Incontinência Urinária

Resulta de uma disfunção das conexões neurológicas entre o cérebro e a bexiga. A inflamação da mielina provocada pela EM pode levar a que os estímulos entre o cérebro e a secção da medula espinal que controla a bexiga sejam interrompidos.

O doente pode sentir necessidade de urinar com frequência ou urgência, por vezes em momentos inapropriados. Outros sintomas comuns são o esvaziamento incompleto da bexiga, a dificuldade em começar a urinar, a incapacidade de manter a quantidade normal de urina e a necessidade de urinar durante a noite.

Viver com Incontinência Urinária

Os problemas urinários têm consequências várias: colocam em causa a capacidade da pessoa socializar, trabalhar, praticar desportos, ter hobbies ou manter uma vida sexual saudável. Afetam a autoestima e autoconfiança do doente. Podem resultar noutro tipo de problemas como infeções urinárias, agravamento de outros sintomas da EM, úlceras de pressão, cálculos renais e vesicais, agravamento da função renal e perda de independência.

A avaliação médica precoce é importante para determinar a causa e escolher estratégias apropriadas de tratamento. A incontinência urinária pode ser gerida com reabilitação e estratégias de controlo que incluem dieta, exercícios, medicação e estabelecimento de horários de micção.
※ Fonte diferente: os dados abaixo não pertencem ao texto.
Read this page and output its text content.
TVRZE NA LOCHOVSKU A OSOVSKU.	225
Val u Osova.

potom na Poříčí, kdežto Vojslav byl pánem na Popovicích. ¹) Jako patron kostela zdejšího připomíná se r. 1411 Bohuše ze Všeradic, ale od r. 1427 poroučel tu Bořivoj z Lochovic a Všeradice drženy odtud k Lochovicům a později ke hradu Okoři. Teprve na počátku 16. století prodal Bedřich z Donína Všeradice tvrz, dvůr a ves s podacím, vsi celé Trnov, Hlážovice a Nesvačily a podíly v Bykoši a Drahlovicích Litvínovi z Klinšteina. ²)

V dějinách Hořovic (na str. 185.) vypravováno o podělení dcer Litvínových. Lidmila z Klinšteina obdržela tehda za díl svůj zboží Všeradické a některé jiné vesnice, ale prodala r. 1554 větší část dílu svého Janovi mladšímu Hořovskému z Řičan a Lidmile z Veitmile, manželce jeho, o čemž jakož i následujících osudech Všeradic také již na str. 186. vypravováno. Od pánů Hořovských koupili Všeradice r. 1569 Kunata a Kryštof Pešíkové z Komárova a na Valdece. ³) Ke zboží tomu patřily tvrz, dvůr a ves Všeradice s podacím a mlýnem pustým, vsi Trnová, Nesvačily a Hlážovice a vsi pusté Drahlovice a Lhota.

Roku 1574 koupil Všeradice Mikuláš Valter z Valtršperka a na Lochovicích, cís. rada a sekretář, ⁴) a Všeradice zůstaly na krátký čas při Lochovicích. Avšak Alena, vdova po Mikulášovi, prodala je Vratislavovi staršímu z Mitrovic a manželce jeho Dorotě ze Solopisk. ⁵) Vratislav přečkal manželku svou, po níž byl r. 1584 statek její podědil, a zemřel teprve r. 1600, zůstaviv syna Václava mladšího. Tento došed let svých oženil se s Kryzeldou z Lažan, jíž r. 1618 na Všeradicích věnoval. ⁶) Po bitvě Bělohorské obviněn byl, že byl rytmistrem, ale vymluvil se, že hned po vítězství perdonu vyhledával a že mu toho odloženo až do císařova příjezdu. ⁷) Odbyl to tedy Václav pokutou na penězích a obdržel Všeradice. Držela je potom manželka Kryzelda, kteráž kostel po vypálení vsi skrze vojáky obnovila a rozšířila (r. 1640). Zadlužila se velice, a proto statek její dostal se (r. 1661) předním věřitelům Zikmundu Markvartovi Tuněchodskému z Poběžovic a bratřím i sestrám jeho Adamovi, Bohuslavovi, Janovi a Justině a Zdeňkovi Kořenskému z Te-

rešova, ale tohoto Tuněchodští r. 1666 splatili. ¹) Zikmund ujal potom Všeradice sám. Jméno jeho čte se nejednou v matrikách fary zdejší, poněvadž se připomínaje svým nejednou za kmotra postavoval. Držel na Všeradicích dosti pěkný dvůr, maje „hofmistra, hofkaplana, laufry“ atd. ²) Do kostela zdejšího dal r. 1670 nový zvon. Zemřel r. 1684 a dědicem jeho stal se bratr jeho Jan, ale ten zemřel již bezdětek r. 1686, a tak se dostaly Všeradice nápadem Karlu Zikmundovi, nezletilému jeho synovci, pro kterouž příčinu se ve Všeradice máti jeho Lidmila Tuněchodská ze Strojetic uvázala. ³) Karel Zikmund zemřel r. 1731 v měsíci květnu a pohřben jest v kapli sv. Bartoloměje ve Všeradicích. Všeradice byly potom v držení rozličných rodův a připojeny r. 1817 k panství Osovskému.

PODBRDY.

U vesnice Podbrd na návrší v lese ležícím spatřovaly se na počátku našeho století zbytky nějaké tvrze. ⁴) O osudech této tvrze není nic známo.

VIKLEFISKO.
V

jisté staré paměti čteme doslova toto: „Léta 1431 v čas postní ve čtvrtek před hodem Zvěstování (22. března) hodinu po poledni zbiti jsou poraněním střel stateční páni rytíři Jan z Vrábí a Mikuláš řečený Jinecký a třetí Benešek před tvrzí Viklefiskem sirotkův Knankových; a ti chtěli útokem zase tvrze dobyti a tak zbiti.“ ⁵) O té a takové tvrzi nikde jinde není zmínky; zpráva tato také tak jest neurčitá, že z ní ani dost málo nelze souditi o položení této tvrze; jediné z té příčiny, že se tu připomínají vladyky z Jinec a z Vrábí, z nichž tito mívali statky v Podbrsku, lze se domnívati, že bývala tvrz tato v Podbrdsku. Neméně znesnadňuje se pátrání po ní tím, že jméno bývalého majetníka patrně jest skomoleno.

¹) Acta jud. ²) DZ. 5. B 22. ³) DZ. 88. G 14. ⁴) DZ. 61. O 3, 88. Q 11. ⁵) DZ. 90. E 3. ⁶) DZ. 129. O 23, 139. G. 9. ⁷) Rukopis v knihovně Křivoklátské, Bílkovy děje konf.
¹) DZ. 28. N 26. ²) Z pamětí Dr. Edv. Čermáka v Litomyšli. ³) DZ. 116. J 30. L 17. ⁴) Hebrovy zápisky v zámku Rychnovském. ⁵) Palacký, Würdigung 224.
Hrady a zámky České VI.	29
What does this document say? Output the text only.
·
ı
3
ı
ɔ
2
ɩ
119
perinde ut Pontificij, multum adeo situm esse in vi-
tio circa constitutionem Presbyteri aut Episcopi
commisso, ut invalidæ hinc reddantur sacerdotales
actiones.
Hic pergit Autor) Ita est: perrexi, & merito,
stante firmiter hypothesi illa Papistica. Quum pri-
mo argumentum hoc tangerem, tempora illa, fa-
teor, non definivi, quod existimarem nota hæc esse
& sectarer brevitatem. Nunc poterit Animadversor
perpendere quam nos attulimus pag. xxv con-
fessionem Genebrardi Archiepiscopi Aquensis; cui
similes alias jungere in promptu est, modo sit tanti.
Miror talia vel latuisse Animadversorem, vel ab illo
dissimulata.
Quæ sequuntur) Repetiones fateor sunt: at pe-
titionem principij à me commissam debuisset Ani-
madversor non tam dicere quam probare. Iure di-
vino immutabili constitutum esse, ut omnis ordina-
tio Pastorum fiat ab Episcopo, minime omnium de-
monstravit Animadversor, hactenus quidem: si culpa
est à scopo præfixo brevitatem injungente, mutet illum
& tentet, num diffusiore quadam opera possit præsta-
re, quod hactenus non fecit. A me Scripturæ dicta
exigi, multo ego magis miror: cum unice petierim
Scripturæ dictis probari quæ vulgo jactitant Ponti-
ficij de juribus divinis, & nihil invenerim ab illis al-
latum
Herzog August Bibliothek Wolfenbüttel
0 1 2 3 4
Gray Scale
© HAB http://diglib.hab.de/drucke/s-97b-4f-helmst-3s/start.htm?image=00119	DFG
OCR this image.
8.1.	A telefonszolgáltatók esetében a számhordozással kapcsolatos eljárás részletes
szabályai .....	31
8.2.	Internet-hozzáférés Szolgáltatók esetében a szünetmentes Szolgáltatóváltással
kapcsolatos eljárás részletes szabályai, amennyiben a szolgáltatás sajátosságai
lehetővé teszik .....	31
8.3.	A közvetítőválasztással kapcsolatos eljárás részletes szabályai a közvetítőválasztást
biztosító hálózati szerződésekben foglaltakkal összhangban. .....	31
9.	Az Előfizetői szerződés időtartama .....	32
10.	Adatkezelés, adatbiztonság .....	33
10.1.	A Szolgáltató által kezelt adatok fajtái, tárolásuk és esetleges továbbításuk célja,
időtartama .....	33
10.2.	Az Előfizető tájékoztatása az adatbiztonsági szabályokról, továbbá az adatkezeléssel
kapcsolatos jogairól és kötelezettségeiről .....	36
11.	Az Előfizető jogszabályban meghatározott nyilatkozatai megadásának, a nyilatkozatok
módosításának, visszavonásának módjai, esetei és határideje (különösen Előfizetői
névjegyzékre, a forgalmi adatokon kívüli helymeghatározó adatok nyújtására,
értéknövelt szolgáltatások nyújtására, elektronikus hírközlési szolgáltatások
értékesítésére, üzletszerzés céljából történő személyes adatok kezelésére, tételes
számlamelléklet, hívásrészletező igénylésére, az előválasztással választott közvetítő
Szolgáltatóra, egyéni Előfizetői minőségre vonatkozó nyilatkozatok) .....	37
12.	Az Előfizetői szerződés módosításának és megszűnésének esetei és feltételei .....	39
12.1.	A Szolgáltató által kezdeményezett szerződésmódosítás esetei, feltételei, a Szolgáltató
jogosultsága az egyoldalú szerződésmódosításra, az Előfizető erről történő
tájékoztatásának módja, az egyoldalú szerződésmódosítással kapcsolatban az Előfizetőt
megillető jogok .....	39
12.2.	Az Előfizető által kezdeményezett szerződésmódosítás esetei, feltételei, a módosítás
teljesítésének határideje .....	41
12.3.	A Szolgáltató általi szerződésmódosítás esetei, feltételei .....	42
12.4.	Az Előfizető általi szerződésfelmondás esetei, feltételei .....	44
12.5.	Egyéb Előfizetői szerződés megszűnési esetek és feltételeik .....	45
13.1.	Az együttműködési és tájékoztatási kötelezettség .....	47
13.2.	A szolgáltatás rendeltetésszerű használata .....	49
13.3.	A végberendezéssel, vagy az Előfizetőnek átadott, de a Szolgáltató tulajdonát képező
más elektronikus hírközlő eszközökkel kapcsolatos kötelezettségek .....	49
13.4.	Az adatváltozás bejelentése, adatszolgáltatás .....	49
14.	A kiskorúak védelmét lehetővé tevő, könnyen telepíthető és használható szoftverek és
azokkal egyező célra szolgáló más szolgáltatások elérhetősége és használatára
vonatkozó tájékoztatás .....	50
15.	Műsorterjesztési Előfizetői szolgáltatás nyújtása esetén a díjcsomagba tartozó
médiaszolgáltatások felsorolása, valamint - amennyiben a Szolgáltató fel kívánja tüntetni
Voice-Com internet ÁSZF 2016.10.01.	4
Em alguns casos, pode ser necessário o uso de cateter para facilitar o esvaziamento completo da bexiga.

Alterações na mobilidade

A Esclerose Múltipla pode causar problemas motores provocados por desequilíbrios, tremores, descoordenação, tonturas, falta de sensibilidade, fraqueza muscular ou espasticidade (rigidez ou sensação de puxão dos músculos). Acredita-se que os problemas de movimento são causados por lesões no cerebelo e suas conexões, o que prejudica o funcionamento da rede, causando movimentos descoordenados, desequilíbrio e vertigem. Em alguns casos, o défice sensorial perturba a mobilidade – a dormência é de tal modo grave que o doente não consegue sentir o chão ou não sabe onde colocar os pés. A fadiga também condiciona a mobilidade pois o cansaço impede o doente de percorrer longas distâncias.

Viver com alterações na mobilidade

Este sintoma é geralmente responsável pela deficiência física. Muitas vezes, resulta em quedas (mais de 30% dos doentes relatam quedas múltiplas vezes). Não só as quedas podem provocar lesões, mas o tempo para a recuperação de eventuais fraturas ósseas pode diminuir a mobilidade e reduzir a independência, necessitando de usar produtos de apoio.

Esses sintomas podem ser aliviados com reabilitação e, em muitos casos, prevenidos com alongamentos e exercícios, medicação e produtos de apoio. Vários medicamentos podem ser utilizados para tratar a espasticidade, o desequilíbrio ou o tremor.

Sensibilidade à temperatura

O calor, em qualquer forma, pode afetar pessoas com Esclerose Múltipla e agravar sintomas da E.M. Pode acontecer se o clima ficar quente ou húmido, quando a pessoa estiver a praticar exercício físico, na praia ou se estiver com febre – tudo associado a um aumento da temperatura corporal. Efeitos comuns da sensibilidade ao calor incluem fadiga aumentada, visão turva, perda de equilíbrio ou uma diminuição na capacidade de concentração ou memorização. Geralmente, o agravamento dos sintomas causado pelo calor é temporário e não há danos nas fibras nervosas (não há desmielinização).

Os médicos acreditam que um aumento na temperatura corporal faz com que os nervos conduzam sinais elétricos com menos eficiência e mais lentamente, especialmente se as fibras (ou mielina, a sua camada externa) já estiverem danificadas pela doença.

Por outro lado, há doentes que notam um agravamento dos sintomas, especialmente a espasticidade, quando expostos ao frio.

Viver e contrariar o sintoma

Geralmente é recomendado que as pessoas com Esclerose Múltipla que são sensíveis à temperatura tentem evitar ambientes extremamente quentes ou frios. Na sensibilidade ao calor, que é a mais frequente, deve-se evitar a luz solar direta, fazer bom uso de ar-condicionado ou ventiladores, beber líquidos frios, tomar banhos frios ou mornos e usar roupas largas.